On Dec. 29, Wheeler turned up at a pharmacy in New Castle at 6 p.m. and asked the pharmacist for a ride to Wilmington, the Wilmington News Journal reported. The pharmacist, who declined comment Wednesday, told the newspaper that Wheeler looked "different" and "a little upset." He said he offered to call a cab, but Wheeler refused and left.
About 30 minutes later, Wheeler entered the parking garage attached to the New Castle County Courthouse in Wilmington, about seven miles from the pharmacy. How he got there has not been explained.
A surveillance video shows Wheeler limping inside, wearing a dark suit but no overcoat, his white shirt open at the collar, clutching one tasseled loafer.
"He said he wanted to warm up before getting his car," Goldsborough said. She suggested he close an outside door and stay in the vestibule area.
His car, it turned out, was not in that garage. After his death, it was towed from a garage near the train station several blocks away, where he was a monthly customer.
Goldsborough said Wheeler told her he had been driven from the train station by his brother, had been robbed, and was recovering from the recent death of his mother. He declined Goldsborough's offer to contact police, she said.
Dill, Wheeler's neighbor, said that the limp was not new, but that Wheeler's brother and mother "both died some years ago."
While looking for his car, Wheeler encountered two departing courthouse employees who declined Wednesday to be quoted by name, saying they feared losing their jobs. They said that they encountered Wheeler about 7:30 p.m., that he was having trouble locating his vehicle, and that he wondered aloud whether he was in the right garage.
Wheeler said he didn't have his garage ticket because his wallet and briefcase had been stolen. When asked if he needed money, he told the workers that he had $120. He also declined their offer to call police, they said.
All three people who encountered Wheeler described him as clean and neat. His responses to their questions, they said, seemed labored but lucid.
All said they wished they had called police anyway.
"We feel that we should have done something more," one woman said.
Where Wheeler spent the night is not known, although he reportedly said he was staying at a nearby hotel.

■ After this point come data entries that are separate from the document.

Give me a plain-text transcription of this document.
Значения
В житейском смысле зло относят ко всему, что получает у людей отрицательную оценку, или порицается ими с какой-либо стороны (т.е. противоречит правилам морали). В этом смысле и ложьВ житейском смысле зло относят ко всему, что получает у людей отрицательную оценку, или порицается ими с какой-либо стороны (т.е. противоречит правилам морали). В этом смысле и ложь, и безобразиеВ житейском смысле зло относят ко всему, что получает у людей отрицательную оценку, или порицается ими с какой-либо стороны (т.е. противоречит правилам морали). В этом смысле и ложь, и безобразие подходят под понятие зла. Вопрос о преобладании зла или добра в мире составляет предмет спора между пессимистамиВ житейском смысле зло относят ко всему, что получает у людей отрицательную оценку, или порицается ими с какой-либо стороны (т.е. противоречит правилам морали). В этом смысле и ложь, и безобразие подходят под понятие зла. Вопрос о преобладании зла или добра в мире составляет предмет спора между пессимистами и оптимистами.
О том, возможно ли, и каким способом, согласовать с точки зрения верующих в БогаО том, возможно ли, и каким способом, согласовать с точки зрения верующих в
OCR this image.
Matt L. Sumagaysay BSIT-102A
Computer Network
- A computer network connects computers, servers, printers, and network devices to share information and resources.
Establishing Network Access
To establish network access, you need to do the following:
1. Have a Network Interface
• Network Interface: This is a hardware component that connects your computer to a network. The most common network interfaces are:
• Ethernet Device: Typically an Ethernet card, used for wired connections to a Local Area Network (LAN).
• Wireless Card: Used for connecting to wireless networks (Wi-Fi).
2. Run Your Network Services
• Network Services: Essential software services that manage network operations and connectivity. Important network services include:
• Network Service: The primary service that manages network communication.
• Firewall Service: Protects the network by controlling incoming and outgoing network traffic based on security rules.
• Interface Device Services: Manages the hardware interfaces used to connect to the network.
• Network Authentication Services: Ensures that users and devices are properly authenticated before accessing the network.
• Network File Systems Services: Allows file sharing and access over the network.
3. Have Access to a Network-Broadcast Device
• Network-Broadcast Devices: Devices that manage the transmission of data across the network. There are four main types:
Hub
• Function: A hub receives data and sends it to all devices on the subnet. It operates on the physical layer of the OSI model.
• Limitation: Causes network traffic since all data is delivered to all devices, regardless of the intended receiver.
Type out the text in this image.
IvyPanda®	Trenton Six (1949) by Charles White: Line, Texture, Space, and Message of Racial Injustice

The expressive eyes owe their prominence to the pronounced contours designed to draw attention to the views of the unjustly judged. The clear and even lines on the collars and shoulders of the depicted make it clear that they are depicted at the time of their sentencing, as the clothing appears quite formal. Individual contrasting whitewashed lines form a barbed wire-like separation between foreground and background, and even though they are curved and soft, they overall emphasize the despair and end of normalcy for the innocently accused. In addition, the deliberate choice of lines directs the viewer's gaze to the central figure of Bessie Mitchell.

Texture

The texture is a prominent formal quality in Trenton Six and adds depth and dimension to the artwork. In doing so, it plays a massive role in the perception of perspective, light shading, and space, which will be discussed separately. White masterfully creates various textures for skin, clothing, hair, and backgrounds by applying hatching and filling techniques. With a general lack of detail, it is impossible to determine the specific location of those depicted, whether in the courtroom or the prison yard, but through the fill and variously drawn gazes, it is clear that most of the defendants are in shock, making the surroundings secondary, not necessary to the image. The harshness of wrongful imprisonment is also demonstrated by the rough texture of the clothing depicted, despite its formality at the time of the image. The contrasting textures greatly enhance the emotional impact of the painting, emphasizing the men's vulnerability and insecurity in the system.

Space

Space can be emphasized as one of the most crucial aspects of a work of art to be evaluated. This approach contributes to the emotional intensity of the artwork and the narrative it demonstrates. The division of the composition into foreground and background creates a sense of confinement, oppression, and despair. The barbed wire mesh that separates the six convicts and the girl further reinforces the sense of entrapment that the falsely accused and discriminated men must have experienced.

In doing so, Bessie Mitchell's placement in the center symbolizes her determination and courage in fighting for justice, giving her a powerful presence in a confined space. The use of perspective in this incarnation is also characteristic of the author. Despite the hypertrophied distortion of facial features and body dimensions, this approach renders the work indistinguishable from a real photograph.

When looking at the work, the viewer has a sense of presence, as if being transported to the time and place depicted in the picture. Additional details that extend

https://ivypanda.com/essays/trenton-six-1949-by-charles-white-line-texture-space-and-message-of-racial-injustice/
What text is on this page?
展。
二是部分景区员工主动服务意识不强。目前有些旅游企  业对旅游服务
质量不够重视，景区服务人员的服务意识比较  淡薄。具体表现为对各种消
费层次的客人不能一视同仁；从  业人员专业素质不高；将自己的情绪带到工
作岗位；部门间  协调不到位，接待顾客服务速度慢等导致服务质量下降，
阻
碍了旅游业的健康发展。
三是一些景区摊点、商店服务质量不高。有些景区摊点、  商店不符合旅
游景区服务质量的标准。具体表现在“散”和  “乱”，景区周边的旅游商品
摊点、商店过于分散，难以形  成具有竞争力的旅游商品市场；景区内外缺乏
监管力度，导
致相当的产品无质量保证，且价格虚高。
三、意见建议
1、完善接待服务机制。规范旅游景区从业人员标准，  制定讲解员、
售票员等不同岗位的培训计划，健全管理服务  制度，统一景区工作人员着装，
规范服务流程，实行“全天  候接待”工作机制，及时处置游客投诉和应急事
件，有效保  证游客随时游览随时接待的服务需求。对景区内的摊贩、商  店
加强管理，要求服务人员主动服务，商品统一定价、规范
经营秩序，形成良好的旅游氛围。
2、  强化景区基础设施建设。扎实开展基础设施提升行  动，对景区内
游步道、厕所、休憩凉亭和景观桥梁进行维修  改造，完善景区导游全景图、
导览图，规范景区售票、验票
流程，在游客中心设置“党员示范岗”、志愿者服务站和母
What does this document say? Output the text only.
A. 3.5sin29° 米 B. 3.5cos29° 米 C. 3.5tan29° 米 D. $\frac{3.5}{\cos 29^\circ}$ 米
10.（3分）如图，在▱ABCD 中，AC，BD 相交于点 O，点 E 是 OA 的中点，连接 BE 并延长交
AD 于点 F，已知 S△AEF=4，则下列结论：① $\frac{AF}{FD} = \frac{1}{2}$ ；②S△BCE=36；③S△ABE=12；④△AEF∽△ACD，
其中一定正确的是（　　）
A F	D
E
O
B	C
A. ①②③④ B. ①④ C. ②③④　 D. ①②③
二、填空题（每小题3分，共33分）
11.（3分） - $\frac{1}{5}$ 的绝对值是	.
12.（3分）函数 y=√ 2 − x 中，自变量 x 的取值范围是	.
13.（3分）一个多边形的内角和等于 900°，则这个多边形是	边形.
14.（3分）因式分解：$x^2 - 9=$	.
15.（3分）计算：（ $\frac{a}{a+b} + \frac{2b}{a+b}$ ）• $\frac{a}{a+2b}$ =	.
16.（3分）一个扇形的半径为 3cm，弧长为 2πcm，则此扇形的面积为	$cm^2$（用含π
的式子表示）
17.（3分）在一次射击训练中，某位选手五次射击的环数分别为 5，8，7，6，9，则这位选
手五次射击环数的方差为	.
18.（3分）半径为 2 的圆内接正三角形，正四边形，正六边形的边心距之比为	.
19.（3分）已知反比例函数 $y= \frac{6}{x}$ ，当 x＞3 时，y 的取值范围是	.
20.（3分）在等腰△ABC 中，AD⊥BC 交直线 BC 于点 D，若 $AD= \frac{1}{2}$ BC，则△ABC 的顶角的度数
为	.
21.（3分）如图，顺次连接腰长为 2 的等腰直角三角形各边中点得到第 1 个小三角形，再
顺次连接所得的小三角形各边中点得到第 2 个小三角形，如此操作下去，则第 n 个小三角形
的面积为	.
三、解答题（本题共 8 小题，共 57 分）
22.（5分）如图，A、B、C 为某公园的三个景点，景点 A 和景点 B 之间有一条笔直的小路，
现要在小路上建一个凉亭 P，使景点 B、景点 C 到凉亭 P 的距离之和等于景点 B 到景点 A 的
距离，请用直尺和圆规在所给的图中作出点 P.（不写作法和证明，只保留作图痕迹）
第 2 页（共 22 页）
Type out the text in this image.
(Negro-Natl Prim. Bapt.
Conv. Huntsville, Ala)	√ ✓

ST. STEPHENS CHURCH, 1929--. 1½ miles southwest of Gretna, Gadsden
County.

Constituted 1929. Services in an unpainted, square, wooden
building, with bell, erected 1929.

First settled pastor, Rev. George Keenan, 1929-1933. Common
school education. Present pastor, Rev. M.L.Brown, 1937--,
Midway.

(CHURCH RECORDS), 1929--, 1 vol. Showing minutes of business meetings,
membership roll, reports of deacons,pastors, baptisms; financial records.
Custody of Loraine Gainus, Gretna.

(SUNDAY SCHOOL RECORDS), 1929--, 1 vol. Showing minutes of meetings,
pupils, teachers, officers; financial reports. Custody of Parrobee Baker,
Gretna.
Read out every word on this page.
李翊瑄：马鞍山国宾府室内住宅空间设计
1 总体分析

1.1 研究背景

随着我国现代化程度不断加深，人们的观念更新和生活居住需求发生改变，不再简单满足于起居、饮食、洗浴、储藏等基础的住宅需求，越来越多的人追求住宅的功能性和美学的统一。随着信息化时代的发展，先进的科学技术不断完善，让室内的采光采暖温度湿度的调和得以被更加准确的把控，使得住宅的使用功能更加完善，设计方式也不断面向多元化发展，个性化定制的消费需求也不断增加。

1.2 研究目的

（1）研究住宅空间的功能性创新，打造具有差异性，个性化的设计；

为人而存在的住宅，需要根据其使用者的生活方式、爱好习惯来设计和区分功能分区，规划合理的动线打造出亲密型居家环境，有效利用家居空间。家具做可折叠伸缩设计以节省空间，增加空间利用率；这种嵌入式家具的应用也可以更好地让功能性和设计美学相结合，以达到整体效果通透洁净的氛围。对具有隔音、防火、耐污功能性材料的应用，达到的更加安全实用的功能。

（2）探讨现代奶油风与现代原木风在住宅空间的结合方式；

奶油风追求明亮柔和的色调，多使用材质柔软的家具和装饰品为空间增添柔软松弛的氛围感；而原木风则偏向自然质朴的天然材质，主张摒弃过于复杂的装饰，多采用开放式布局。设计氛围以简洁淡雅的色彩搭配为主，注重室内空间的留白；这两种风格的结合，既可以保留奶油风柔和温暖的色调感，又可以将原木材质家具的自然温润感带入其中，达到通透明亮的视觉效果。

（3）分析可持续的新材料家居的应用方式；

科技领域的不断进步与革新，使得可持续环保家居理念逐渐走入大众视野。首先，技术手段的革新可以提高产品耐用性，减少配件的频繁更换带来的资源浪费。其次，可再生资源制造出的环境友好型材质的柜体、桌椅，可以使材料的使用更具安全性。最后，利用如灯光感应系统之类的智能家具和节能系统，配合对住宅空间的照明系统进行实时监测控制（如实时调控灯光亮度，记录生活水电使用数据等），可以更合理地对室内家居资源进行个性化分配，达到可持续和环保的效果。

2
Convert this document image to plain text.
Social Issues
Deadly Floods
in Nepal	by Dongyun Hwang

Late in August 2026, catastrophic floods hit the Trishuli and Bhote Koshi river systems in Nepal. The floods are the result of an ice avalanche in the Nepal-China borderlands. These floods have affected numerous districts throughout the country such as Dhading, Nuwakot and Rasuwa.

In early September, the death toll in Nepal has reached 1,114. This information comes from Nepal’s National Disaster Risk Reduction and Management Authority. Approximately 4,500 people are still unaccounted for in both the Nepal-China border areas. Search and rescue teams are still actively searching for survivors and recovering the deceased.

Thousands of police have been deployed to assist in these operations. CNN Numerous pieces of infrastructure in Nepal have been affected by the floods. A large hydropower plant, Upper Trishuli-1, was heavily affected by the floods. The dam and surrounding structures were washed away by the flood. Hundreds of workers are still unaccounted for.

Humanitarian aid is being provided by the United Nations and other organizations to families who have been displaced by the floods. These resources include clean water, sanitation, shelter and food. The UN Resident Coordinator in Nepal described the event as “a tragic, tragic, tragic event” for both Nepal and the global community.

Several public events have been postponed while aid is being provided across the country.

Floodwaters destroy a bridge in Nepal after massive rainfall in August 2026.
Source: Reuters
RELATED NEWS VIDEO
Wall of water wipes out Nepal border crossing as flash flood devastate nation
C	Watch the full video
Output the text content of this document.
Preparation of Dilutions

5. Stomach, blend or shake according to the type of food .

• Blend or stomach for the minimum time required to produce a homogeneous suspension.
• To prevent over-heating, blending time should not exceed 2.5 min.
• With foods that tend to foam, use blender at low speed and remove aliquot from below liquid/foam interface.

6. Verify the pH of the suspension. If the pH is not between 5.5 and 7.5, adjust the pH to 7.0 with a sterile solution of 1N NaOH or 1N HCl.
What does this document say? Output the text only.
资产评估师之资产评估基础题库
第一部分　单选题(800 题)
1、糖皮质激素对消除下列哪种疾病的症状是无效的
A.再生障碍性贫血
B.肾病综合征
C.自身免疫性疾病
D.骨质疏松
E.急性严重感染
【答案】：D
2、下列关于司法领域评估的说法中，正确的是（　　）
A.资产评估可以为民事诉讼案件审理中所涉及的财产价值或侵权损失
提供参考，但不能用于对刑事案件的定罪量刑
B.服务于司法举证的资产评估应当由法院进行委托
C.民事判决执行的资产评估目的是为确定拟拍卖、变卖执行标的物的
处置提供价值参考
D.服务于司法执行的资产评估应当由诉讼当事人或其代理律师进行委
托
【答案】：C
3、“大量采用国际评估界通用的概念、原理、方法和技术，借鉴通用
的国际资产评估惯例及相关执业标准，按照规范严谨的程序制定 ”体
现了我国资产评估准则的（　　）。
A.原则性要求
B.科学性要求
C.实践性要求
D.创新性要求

Officials at the nearby Hotel du Pont declined comment.
Police initially had said that Wheeler was last seen around midafternoon the following day, Dec. 30, near 10th and Orange Streets. On Wednesday, they disclosed that surveillance video showed him inside the Nemours Building there as late as 8:30 p.m.
Sometime between then and the next morning, Wheeler turned up dead in a Dumpster in Newark, about 15 miles away. Police believe he had been in one of 10 bins collected beginning at 4:20 a.m.
His body was spotted as the collection truck dumped its load about 10 a.m. at the Cherry Island Landfill in Wilmington.